Here were some specific tips that Whitehead provided during her presentation at the 2020 AAEP Virtual Convention:

  • Collect and administer the blood as aseptically as possible;
  • Start rehydration crystalloid fluids for the recipient while awaiting blood from the donor;
  • Estimate the volume of blood required and consider the total volume you can collect from an average horse donor (8-10 liters);
  • Don’t let the transfusion blood get cold during administration (i.e., insulate the blood products with warm towel in a cold barn);
  • Replace your blood transfusion set with filter every 4 liters;
  • Administer the transfusion at a slow rate (0.1 mL/kg) for the first 10-15 minutes, then increase it to the desired rate;
  • Know the signs of non-hemolytic and hemolytic reactions.

“Monitor, monitor, monitor the recipient during the transfusion, and record your findings in the medical record,” Whitehead emphasized.

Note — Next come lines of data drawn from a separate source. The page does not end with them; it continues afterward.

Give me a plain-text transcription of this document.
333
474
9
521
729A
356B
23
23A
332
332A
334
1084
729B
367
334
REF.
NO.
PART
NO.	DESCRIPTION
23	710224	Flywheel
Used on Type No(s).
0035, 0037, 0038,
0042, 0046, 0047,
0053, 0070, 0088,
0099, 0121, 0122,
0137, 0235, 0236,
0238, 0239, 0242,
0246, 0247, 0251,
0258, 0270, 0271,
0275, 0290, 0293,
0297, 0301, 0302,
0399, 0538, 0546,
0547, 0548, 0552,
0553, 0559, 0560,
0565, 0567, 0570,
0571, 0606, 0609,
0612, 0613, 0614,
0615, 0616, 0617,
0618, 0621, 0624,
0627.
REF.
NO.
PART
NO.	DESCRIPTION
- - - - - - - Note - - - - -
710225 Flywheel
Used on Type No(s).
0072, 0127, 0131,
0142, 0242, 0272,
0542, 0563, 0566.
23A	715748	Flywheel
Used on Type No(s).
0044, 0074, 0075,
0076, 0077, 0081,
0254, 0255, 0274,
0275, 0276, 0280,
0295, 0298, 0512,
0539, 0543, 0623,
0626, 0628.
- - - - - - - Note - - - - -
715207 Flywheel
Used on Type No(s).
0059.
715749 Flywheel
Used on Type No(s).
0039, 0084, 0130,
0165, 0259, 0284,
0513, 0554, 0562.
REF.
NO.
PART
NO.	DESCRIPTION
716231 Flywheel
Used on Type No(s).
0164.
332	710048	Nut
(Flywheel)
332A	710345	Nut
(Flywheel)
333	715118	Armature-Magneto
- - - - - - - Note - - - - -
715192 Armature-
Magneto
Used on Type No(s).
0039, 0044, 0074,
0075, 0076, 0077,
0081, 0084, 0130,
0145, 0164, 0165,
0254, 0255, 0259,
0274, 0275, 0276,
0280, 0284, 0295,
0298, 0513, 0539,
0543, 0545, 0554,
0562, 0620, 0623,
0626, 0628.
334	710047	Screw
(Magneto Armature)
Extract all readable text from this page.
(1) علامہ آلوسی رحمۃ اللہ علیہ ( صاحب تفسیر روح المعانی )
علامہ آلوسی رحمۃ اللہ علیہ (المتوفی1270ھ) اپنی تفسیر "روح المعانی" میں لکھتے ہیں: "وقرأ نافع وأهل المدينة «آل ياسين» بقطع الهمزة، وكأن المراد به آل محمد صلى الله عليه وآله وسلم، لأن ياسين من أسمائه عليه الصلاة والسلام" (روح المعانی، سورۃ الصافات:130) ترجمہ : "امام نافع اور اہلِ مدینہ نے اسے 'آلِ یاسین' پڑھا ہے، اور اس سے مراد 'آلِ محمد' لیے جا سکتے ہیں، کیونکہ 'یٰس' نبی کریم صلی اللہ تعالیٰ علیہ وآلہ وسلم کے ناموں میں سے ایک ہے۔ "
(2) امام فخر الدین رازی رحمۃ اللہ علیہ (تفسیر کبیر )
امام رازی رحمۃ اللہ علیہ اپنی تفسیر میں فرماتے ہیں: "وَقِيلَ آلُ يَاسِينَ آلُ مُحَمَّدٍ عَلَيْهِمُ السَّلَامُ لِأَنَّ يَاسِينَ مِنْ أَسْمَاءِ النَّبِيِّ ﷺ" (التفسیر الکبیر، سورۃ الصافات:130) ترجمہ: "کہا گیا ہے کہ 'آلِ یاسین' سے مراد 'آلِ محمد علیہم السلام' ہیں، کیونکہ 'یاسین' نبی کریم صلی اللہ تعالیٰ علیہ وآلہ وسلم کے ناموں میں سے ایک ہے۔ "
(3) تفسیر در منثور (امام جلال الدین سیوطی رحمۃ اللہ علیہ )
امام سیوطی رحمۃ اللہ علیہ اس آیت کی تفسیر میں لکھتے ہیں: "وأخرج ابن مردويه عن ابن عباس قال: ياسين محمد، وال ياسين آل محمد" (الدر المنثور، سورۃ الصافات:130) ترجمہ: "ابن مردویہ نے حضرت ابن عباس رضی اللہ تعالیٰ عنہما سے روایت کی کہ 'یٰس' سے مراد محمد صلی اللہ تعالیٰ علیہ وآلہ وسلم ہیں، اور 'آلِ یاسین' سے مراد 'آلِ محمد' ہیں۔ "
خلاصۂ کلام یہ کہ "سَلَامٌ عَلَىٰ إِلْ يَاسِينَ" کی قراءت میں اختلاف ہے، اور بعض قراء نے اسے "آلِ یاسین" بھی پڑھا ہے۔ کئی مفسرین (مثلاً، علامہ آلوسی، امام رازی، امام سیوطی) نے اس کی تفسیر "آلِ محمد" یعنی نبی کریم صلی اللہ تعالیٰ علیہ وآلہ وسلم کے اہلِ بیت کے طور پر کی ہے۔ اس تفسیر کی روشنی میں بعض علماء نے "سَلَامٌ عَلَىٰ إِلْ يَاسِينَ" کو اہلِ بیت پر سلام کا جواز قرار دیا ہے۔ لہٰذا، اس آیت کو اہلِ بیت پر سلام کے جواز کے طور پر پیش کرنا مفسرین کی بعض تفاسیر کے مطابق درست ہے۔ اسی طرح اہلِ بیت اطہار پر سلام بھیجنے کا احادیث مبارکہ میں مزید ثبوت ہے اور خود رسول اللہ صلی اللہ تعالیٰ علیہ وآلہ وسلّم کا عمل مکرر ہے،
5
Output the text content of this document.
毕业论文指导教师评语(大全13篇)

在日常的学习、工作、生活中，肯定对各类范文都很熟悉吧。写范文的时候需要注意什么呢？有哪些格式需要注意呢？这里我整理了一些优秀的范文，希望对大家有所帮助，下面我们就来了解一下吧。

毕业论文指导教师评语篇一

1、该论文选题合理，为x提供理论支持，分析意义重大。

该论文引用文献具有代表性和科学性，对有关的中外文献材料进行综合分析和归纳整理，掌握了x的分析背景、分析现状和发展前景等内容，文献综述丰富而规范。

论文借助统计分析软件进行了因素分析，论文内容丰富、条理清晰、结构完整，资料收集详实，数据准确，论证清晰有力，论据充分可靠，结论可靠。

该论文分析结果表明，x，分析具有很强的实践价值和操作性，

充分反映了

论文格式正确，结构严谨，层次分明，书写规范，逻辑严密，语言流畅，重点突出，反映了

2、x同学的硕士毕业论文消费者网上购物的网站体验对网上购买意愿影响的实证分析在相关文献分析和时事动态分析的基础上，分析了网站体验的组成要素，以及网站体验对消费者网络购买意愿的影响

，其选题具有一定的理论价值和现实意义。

Keys to watch for:

  • If a mild reaction develops (like hives/urticaria), stop the transfusion, completely reassess the horse, and if the reaction remains mild without signs of hemolysis, restart the transfusion at the slow rate and continue to monitor; and
  • Donor red blood cells can remain in the recipient’s circulation for more than 30 days; however, in cross match incompatible transfusions, the red cells might only survive five days. It is therefore important to continue to monitor for signs that a second transfusion is required and cross match future donors sooner rather than later.

“In summary, blood transfusions can be scary, but if you are prepared they are relatively straight forward and don’t need to be a daunting procedure to do in the field,” concluded Whitehead.